The R function for plotting this matrix is pairs(). To calculate the coordinates for all scatter plots, this function works with numerical columns from a matrix or a data frame.

For convenience, you create a data frame that’s a subset of the Cars93 data frame. This new data frame consists of just the three variables to plot. The function subset() handles that nicely:

cars.subset <- subset(Cars93, select = c(MPG. city,Price,Horsepower))

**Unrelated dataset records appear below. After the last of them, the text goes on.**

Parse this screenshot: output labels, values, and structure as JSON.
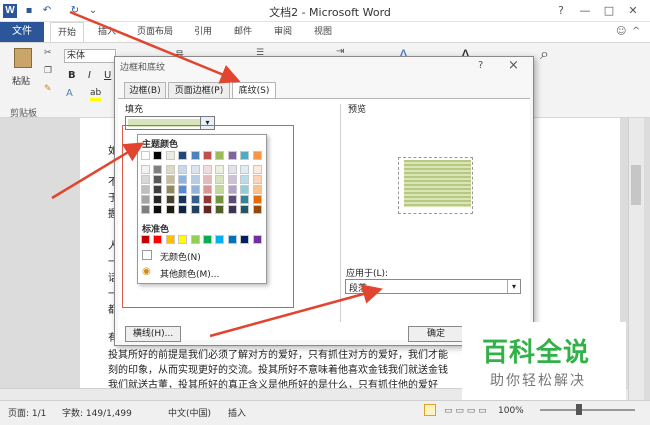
{
  "window": {
    "title": "文档2 - Microsoft Word",
    "app_icon": "W"
  },
  "ribbon": {
    "tabs": [
      "文件",
      "开始",
      "插入",
      "页面布局",
      "引用",
      "邮件",
      "审阅",
      "视图"
    ],
    "paste_label": "粘贴",
    "clipboard_label": "剪贴板",
    "font_name": "宋体",
    "font_size_fragment": "号",
    "bold": "B",
    "italic": "I",
    "underline": "U"
  },
  "dialog": {
    "title": "边框和底纹",
    "help": "?",
    "close": "×",
    "tabs": [
      "边框(B)",
      "页面边框(P)",
      "底纹(S)"
    ],
    "fill_label": "填充",
    "preview_label": "预览",
    "apply_label": "应用于(L):",
    "apply_value": "段落",
    "horizontal_line_button": "横线(H)...",
    "ok_button": "确定",
    "fill_color": "#d7e4bd"
  },
  "palette": {
    "theme_label": "主题颜色",
    "standard_label": "标准色",
    "no_color": "无颜色(N)",
    "more_colors": "其他颜色(M)...",
    "theme_top": [
      "#ffffff",
      "#000000",
      "#eeece1",
      "#1f497d",
      "#4f81bd",
      "#c0504d",
      "#9bbb59",
      "#8064a2",
      "#4bacc6",
      "#f79646"
    ],
    "theme_shades": [
      [
        "#f2f2f2",
        "#7f7f7f",
        "#ddd9c3",
        "#c6d9f0",
        "#dbe5f1",
        "#f2dcdb",
        "#ebf1dd",
        "#e5e0ec",
        "#dbeef3",
        "#fdeada"
      ],
      [
        "#d8d8d8",
        "#595959",
        "#c4bd97",
        "#8db3e2",
        "#b8cce4",
        "#e5b9b7",
        "#d7e3bc",
        "#ccc1d9",
        "#b7dde8",
        "#fbd5b5"
      ],
      [
        "#bfbfbf",
        "#3f3f3f",
        "#938953",
        "#548dd4",
        "#95b3d7",
        "#d99694",
        "#c3d69b",
        "#b2a2c7",
        "#92cddc",
        "#fac08f"
      ],
      [
        "#a5a5a5",
        "#262626",
        "#494429",
        "#17365d",
        "#366092",
        "#953734",
        "#76923c",
        "#5f497a",
        "#31859b",
        "#e36c09"
      ],
      [
        "#7f7f7f",
        "#0c0c0c",
        "#1d1b10",
        "#0f243e",
        "#244061",
        "#632423",
        "#4f6128",
        "#3f3151",
        "#205867",
        "#974806"
      ]
    ],
    "standard": [
      "#c00000",
      "#ff0000",
      "#ffc000",
      "#ffff00",
      "#92d050",
      "#00b050",
      "#00b0f0",
      "#0070c0",
      "#002060",
      "#7030a0"
    ]
  },
  "document": {
    "lines": [
      "如",
      "不",
      "于",
      "握",
      "人",
      "一",
      "话",
      "一",
      "都",
      "有"
    ],
    "paragraph": [
      "投其所好的前提是我们必须了解对方的爱好，只有抓住对方的爱好，我们才能",
      "刻的印象，从而实现更好的交流。投其所好不意味着他喜欢金钱我们就送金钱",
      "我们就送古董，投其所好的真正含义是他所好的是什么，只有抓住他的爱好"
    ]
  },
  "status": {
    "page": "页面: 1/1",
    "words": "字数: 149/1,499",
    "language": "中文(中国)",
    "mode": "插入",
    "zoom": "100%"
  },
  "watermark": {
    "title": "百科全说",
    "subtitle": "助你轻松解决"
  }
}
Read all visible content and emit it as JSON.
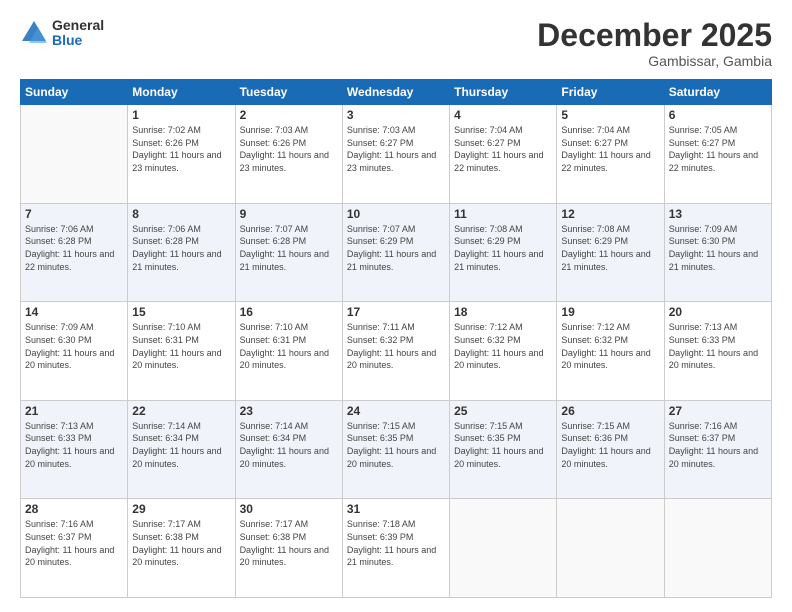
{
  "header": {
    "logo_general": "General",
    "logo_blue": "Blue",
    "month_title": "December 2025",
    "location": "Gambissar, Gambia"
  },
  "weekdays": [
    "Sunday",
    "Monday",
    "Tuesday",
    "Wednesday",
    "Thursday",
    "Friday",
    "Saturday"
  ],
  "weeks": [
    [
      {
        "day": "",
        "sunrise": "",
        "sunset": "",
        "daylight": ""
      },
      {
        "day": "1",
        "sunrise": "Sunrise: 7:02 AM",
        "sunset": "Sunset: 6:26 PM",
        "daylight": "Daylight: 11 hours and 23 minutes."
      },
      {
        "day": "2",
        "sunrise": "Sunrise: 7:03 AM",
        "sunset": "Sunset: 6:26 PM",
        "daylight": "Daylight: 11 hours and 23 minutes."
      },
      {
        "day": "3",
        "sunrise": "Sunrise: 7:03 AM",
        "sunset": "Sunset: 6:27 PM",
        "daylight": "Daylight: 11 hours and 23 minutes."
      },
      {
        "day": "4",
        "sunrise": "Sunrise: 7:04 AM",
        "sunset": "Sunset: 6:27 PM",
        "daylight": "Daylight: 11 hours and 22 minutes."
      },
      {
        "day": "5",
        "sunrise": "Sunrise: 7:04 AM",
        "sunset": "Sunset: 6:27 PM",
        "daylight": "Daylight: 11 hours and 22 minutes."
      },
      {
        "day": "6",
        "sunrise": "Sunrise: 7:05 AM",
        "sunset": "Sunset: 6:27 PM",
        "daylight": "Daylight: 11 hours and 22 minutes."
      }
    ],
    [
      {
        "day": "7",
        "sunrise": "Sunrise: 7:06 AM",
        "sunset": "Sunset: 6:28 PM",
        "daylight": "Daylight: 11 hours and 22 minutes."
      },
      {
        "day": "8",
        "sunrise": "Sunrise: 7:06 AM",
        "sunset": "Sunset: 6:28 PM",
        "daylight": "Daylight: 11 hours and 21 minutes."
      },
      {
        "day": "9",
        "sunrise": "Sunrise: 7:07 AM",
        "sunset": "Sunset: 6:28 PM",
        "daylight": "Daylight: 11 hours and 21 minutes."
      },
      {
        "day": "10",
        "sunrise": "Sunrise: 7:07 AM",
        "sunset": "Sunset: 6:29 PM",
        "daylight": "Daylight: 11 hours and 21 minutes."
      },
      {
        "day": "11",
        "sunrise": "Sunrise: 7:08 AM",
        "sunset": "Sunset: 6:29 PM",
        "daylight": "Daylight: 11 hours and 21 minutes."
      },
      {
        "day": "12",
        "sunrise": "Sunrise: 7:08 AM",
        "sunset": "Sunset: 6:29 PM",
        "daylight": "Daylight: 11 hours and 21 minutes."
      },
      {
        "day": "13",
        "sunrise": "Sunrise: 7:09 AM",
        "sunset": "Sunset: 6:30 PM",
        "daylight": "Daylight: 11 hours and 21 minutes."
      }
    ],
    [
      {
        "day": "14",
        "sunrise": "Sunrise: 7:09 AM",
        "sunset": "Sunset: 6:30 PM",
        "daylight": "Daylight: 11 hours and 20 minutes."
      },
      {
        "day": "15",
        "sunrise": "Sunrise: 7:10 AM",
        "sunset": "Sunset: 6:31 PM",
        "daylight": "Daylight: 11 hours and 20 minutes."
      },
      {
        "day": "16",
        "sunrise": "Sunrise: 7:10 AM",
        "sunset": "Sunset: 6:31 PM",
        "daylight": "Daylight: 11 hours and 20 minutes."
      },
      {
        "day": "17",
        "sunrise": "Sunrise: 7:11 AM",
        "sunset": "Sunset: 6:32 PM",
        "daylight": "Daylight: 11 hours and 20 minutes."
      },
      {
        "day": "18",
        "sunrise": "Sunrise: 7:12 AM",
        "sunset": "Sunset: 6:32 PM",
        "daylight": "Daylight: 11 hours and 20 minutes."
      },
      {
        "day": "19",
        "sunrise": "Sunrise: 7:12 AM",
        "sunset": "Sunset: 6:32 PM",
        "daylight": "Daylight: 11 hours and 20 minutes."
      },
      {
        "day": "20",
        "sunrise": "Sunrise: 7:13 AM",
        "sunset": "Sunset: 6:33 PM",
        "daylight": "Daylight: 11 hours and 20 minutes."
      }
    ],
    [
      {
        "day": "21",
        "sunrise": "Sunrise: 7:13 AM",
        "sunset": "Sunset: 6:33 PM",
        "daylight": "Daylight: 11 hours and 20 minutes."
      },
      {
        "day": "22",
        "sunrise": "Sunrise: 7:14 AM",
        "sunset": "Sunset: 6:34 PM",
        "daylight": "Daylight: 11 hours and 20 minutes."
      },
      {
        "day": "23",
        "sunrise": "Sunrise: 7:14 AM",
        "sunset": "Sunset: 6:34 PM",
        "daylight": "Daylight: 11 hours and 20 minutes."
      },
      {
        "day": "24",
        "sunrise": "Sunrise: 7:15 AM",
        "sunset": "Sunset: 6:35 PM",
        "daylight": "Daylight: 11 hours and 20 minutes."
      },
      {
        "day": "25",
        "sunrise": "Sunrise: 7:15 AM",
        "sunset": "Sunset: 6:35 PM",
        "daylight": "Daylight: 11 hours and 20 minutes."
      },
      {
        "day": "26",
        "sunrise": "Sunrise: 7:15 AM",
        "sunset": "Sunset: 6:36 PM",
        "daylight": "Daylight: 11 hours and 20 minutes."
      },
      {
        "day": "27",
        "sunrise": "Sunrise: 7:16 AM",
        "sunset": "Sunset: 6:37 PM",
        "daylight": "Daylight: 11 hours and 20 minutes."
      }
    ],
    [
      {
        "day": "28",
        "sunrise": "Sunrise: 7:16 AM",
        "sunset": "Sunset: 6:37 PM",
        "daylight": "Daylight: 11 hours and 20 minutes."
      },
      {
        "day": "29",
        "sunrise": "Sunrise: 7:17 AM",
        "sunset": "Sunset: 6:38 PM",
        "daylight": "Daylight: 11 hours and 20 minutes."
      },
      {
        "day": "30",
        "sunrise": "Sunrise: 7:17 AM",
        "sunset": "Sunset: 6:38 PM",
        "daylight": "Daylight: 11 hours and 20 minutes."
      },
      {
        "day": "31",
        "sunrise": "Sunrise: 7:18 AM",
        "sunset": "Sunset: 6:39 PM",
        "daylight": "Daylight: 11 hours and 21 minutes."
      },
      {
        "day": "",
        "sunrise": "",
        "sunset": "",
        "daylight": ""
      },
      {
        "day": "",
        "sunrise": "",
        "sunset": "",
        "daylight": ""
      },
      {
        "day": "",
        "sunrise": "",
        "sunset": "",
        "daylight": ""
      }
    ]
  ]
}
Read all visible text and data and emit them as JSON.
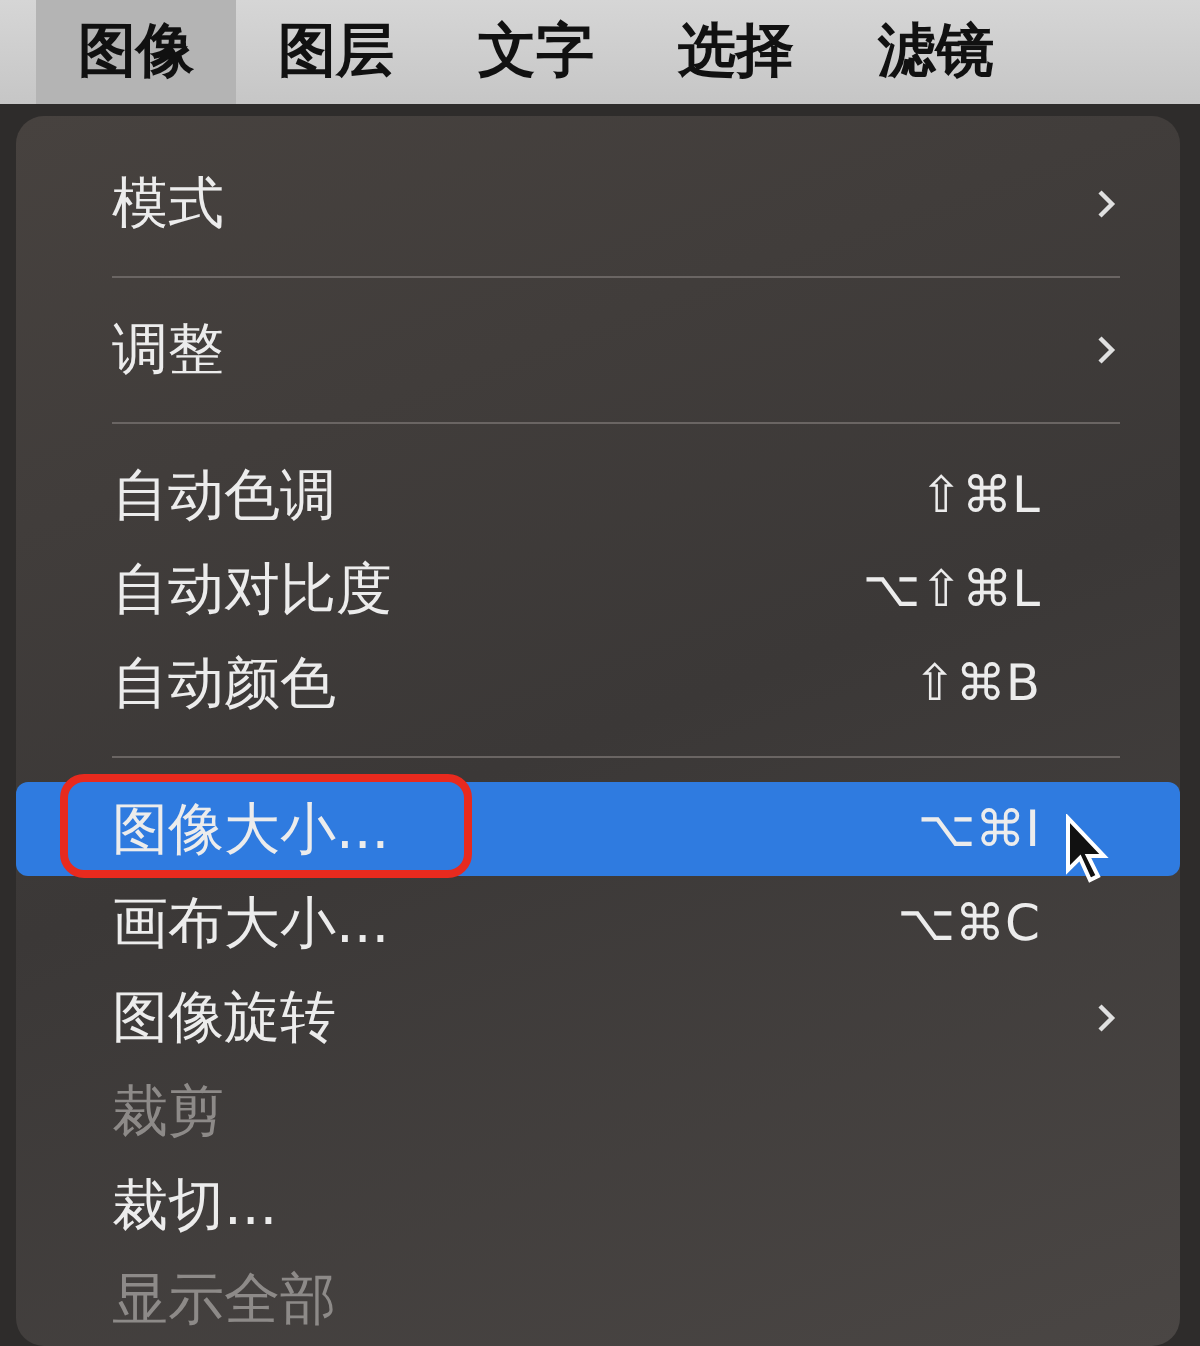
{
  "menu_bar": [
    {
      "label": "图像",
      "selected": true
    },
    {
      "label": "图层",
      "selected": false
    },
    {
      "label": "文字",
      "selected": false
    },
    {
      "label": "选择",
      "selected": false
    },
    {
      "label": "滤镜",
      "selected": false
    }
  ],
  "menu": {
    "items": [
      {
        "kind": "item",
        "label": "模式",
        "submenu": true,
        "selected": false,
        "disabled": false
      },
      {
        "kind": "divider"
      },
      {
        "kind": "item",
        "label": "调整",
        "submenu": true,
        "selected": false,
        "disabled": false
      },
      {
        "kind": "divider"
      },
      {
        "kind": "item",
        "label": "自动色调",
        "shortcut": "⇧⌘L",
        "selected": false,
        "disabled": false
      },
      {
        "kind": "item",
        "label": "自动对比度",
        "shortcut": "⌥⇧⌘L",
        "selected": false,
        "disabled": false
      },
      {
        "kind": "item",
        "label": "自动颜色",
        "shortcut": "⇧⌘B",
        "selected": false,
        "disabled": false
      },
      {
        "kind": "divider"
      },
      {
        "kind": "item",
        "label": "图像大小...",
        "shortcut": "⌥⌘I",
        "selected": true,
        "disabled": false,
        "highlighted": true
      },
      {
        "kind": "item",
        "label": "画布大小...",
        "shortcut": "⌥⌘C",
        "selected": false,
        "disabled": false
      },
      {
        "kind": "item",
        "label": "图像旋转",
        "submenu": true,
        "selected": false,
        "disabled": false
      },
      {
        "kind": "item",
        "label": "裁剪",
        "selected": false,
        "disabled": true
      },
      {
        "kind": "item",
        "label": "裁切...",
        "selected": false,
        "disabled": false
      },
      {
        "kind": "item",
        "label": "显示全部",
        "selected": false,
        "disabled": true
      }
    ]
  }
}
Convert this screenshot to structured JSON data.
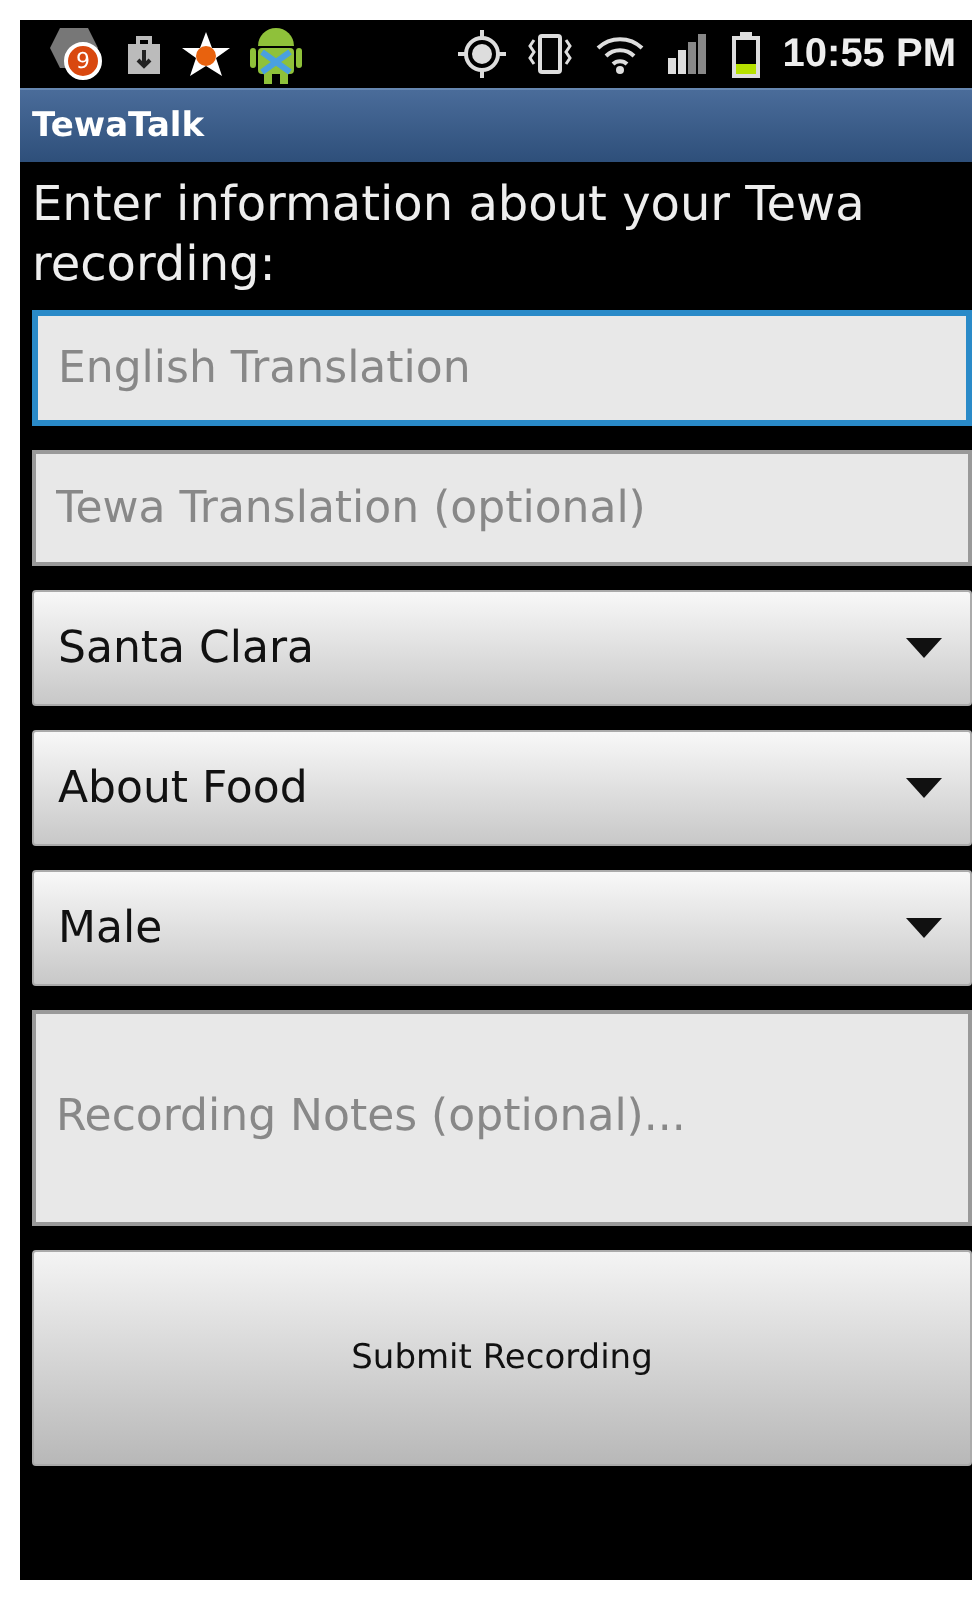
{
  "status_bar": {
    "notification_count": "9",
    "time": "10:55 PM"
  },
  "title_bar": {
    "title": "TewaTalk"
  },
  "heading": "Enter information about your Tewa recording:",
  "fields": [
    {
      "kind": "text",
      "placeholder": "English Translation",
      "focused": true
    },
    {
      "kind": "text",
      "placeholder": "Tewa Translation (optional)",
      "focused": false
    },
    {
      "kind": "spinner",
      "value": "Santa Clara"
    },
    {
      "kind": "spinner",
      "value": "About Food"
    },
    {
      "kind": "spinner",
      "value": "Male"
    },
    {
      "kind": "multiline",
      "placeholder": "Recording Notes (optional)..."
    },
    {
      "kind": "button",
      "label": "Submit Recording"
    }
  ]
}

The second argument to subset creates a vector of exactly what to select out of Cars93. Just to make sure the new data frame is the way you want it, use the head() function to take a look at the first six rows:

> head(cars.subset)

MPG.city Price Horsepower

1 25 15.9 140

2 18 33.9 200

3 20 29.1 172

4 19 37.7 172

5 22 30.0 208

6 22 15.7 110

And now,

> pairs(cars.subset)

creates the plot shown.

This capability isn’t limited to three variables, nor to continuous ones. To see what happens with a different type of variable, add Cylinders to the vector for select and then use the pairs() function on cars.subset.

Box plots

To draw a box plot, you use a formula to show that Horsepower is the dependent variable and Cylinders is the independent variable:

> boxplot(Cars93$Horsepower ~ Cars93$Cylinders, xlab="Cylinders", ylab="Horsepower")

If you get tired of typing the $-signs, here’s another way:

> boxplot(Horsepower ~ Cylinders, data = Cars93, xlab="Cylinders", ylab="Horsepower")

With the arguments laid out as in either of the two preceding code examples, plot() works exactly like boxplot().